I will not attack your doctrines nor your creeds if they accord liberty to me. If they hold thought to be dangerous — if they aver that doubt is a crime, then I attack them one and all, because they enslave the minds of men. 
(Source: http://www.magick7.com/ghosts/001/16.htm)
The heretics, scientists, and philosopher have proven every biblical argument false one after another. The contents of the bible is not based on science but the superstitions of ancient people. As my very religious friend put it, "for those who believe the Bible is infallible, the texts are holy Scripture because they represent God speaking to humanity through the authors of the texts." Once a creed is formed and people asked to just believe these things and nothing else will be asked of their brains, progress in the sciences find cultural obstacles to hurdle. The child is taught to believe not to think. The adult expected to defend the bible not reason.
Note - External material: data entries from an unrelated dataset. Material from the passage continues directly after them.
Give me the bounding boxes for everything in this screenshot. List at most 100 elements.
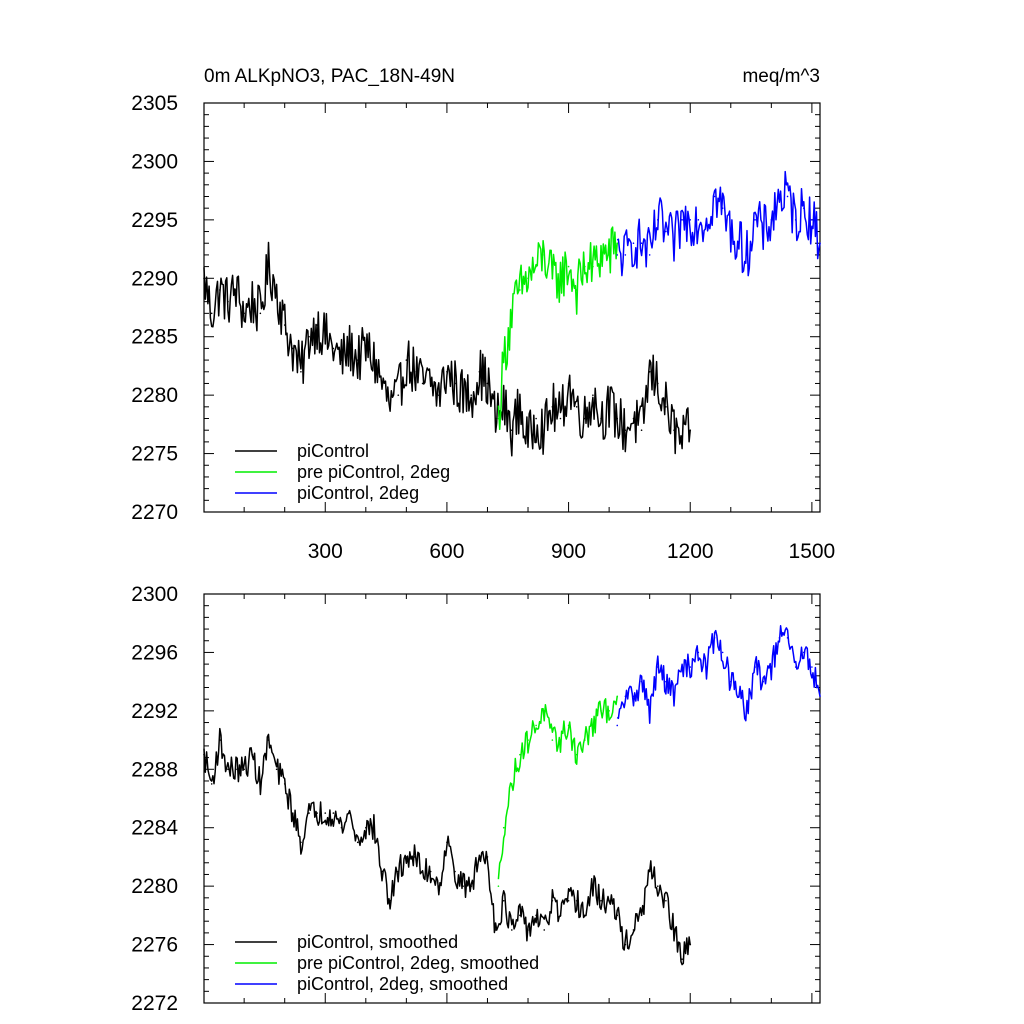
data-point (616, 914, 619, 917)
data-point (689, 219, 692, 221)
data-point (640, 914, 643, 917)
data-point (729, 680, 732, 683)
data-point (746, 254, 748, 256)
data-point (551, 406, 554, 408)
data-point (632, 695, 635, 698)
data-point (762, 680, 765, 683)
data-point (324, 335, 327, 338)
data-point (373, 826, 375, 829)
data-point (494, 417, 497, 420)
data-point (648, 710, 651, 712)
data-point (527, 277, 529, 280)
data-point (203, 753, 205, 756)
data-point (227, 768, 229, 771)
data-point (438, 885, 440, 887)
y-tick-label: 2284 (131, 817, 178, 840)
data-point (616, 242, 619, 245)
y-tick-label: 2288 (131, 758, 178, 781)
data-point (429, 382, 432, 385)
y-tick-label: 2280 (131, 875, 178, 898)
data-point (510, 429, 513, 432)
data-point (811, 219, 813, 221)
data-point (689, 429, 692, 432)
top-panel: 0m ALKpNO3, PAC_18N-49N meq/m^3 2270 2275… (131, 66, 835, 563)
data-point (348, 347, 351, 350)
units-label: meq/m^3 (742, 66, 820, 87)
data-point (583, 417, 586, 420)
data-point (259, 312, 262, 315)
series-line-pre-picontrol-2deg (497, 226, 618, 431)
data-point (608, 899, 610, 902)
data-point (665, 899, 667, 902)
data-point (575, 753, 578, 756)
data-point (527, 739, 529, 741)
data-point (308, 335, 310, 338)
data-point (543, 710, 546, 712)
plot-frame (203, 102, 821, 513)
y-tick-label: 2272 (131, 992, 178, 1015)
data-point (794, 666, 797, 668)
data-point (356, 841, 359, 844)
data-point (665, 680, 667, 683)
data-point (340, 359, 343, 361)
data-point (292, 347, 294, 350)
data-point (235, 768, 237, 771)
data-point (300, 841, 302, 844)
data-point (421, 382, 424, 385)
data-point (243, 312, 245, 315)
data-point (713, 195, 716, 198)
data-point (543, 254, 546, 256)
data-point (308, 812, 310, 814)
data-point (746, 710, 748, 712)
data-point (575, 289, 578, 291)
data-point (397, 870, 400, 873)
legend-label: piControl, 2deg, smoothed (297, 974, 508, 994)
x-tick-label: 300 (308, 540, 343, 563)
data-point (656, 885, 659, 887)
data-point (681, 958, 683, 960)
data-point (397, 394, 400, 396)
data-point (494, 929, 497, 931)
data-point (721, 651, 724, 654)
data-point (275, 768, 278, 771)
data-point (681, 219, 683, 221)
series-line-picontrol-2deg-smoothed (616, 625, 821, 724)
y-tick-label: 2270 (131, 501, 178, 524)
data-point (713, 637, 716, 639)
data-point (535, 265, 537, 268)
data-point (551, 899, 554, 902)
data-point (267, 739, 270, 741)
data-point (243, 768, 245, 771)
data-point (575, 899, 578, 902)
data-point (429, 870, 432, 873)
data-point (673, 429, 675, 432)
data-point (819, 242, 821, 245)
data-point (583, 914, 586, 917)
data-point (567, 724, 570, 727)
data-point (275, 289, 278, 291)
series-line-pre-picontrol-2deg-smoothed (497, 696, 618, 880)
data-point (689, 666, 692, 668)
data-point (267, 265, 270, 268)
data-point (600, 254, 602, 256)
data-point (721, 207, 724, 209)
data-point (567, 382, 570, 385)
data-point (535, 914, 537, 917)
series-line-picontrol (203, 241, 691, 457)
data-point (616, 254, 619, 256)
y-tick-label: 2285 (131, 326, 178, 349)
data-point (592, 724, 594, 727)
data-point (794, 219, 797, 221)
data-point (583, 265, 586, 268)
data-point (559, 739, 562, 741)
data-point (259, 783, 262, 785)
y-tick-label: 2290 (131, 267, 178, 290)
data-point (738, 695, 740, 698)
data-point (640, 680, 643, 683)
data-point (640, 429, 643, 432)
data-point (819, 695, 821, 698)
x-tick-label: 1200 (667, 540, 714, 563)
data-point (665, 406, 667, 408)
data-point (389, 899, 391, 902)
Every thinker must keep nothing holy if they are to freely question and only look at the facts when considering any philosophy.


Another consideration would be that freethought and individualism necessarily mean that those who ascribe to them cannot use the will of the majority tyrannically on minorities. Freethought and individualism makes everyone a minority. The freethinker learns that in order to have liberty him- or herself, he or she must be willing to extend liberty to another. When someone in society is refused liberty, that threatens all individuals because it creates a condition where liberty can be taken away from minorities, and in an individualistic society, that would be everyone ironically enough. In other words, being an individual rather than an adherent to any ideology or faith puts you on an equal playing field with everyone else in society. Leaving dogmatic forms of religion  is the first step in overcoming the barriers between people. By dogmatic religions, I simply mean those religions where one cannot enter or leave freely because of threat of ostracism, violence, or a hell.


I do suggest that people read Ingersoll's lecture On Ghosts for it covers way more than just the origin of languages and the emergence of modern linguistics.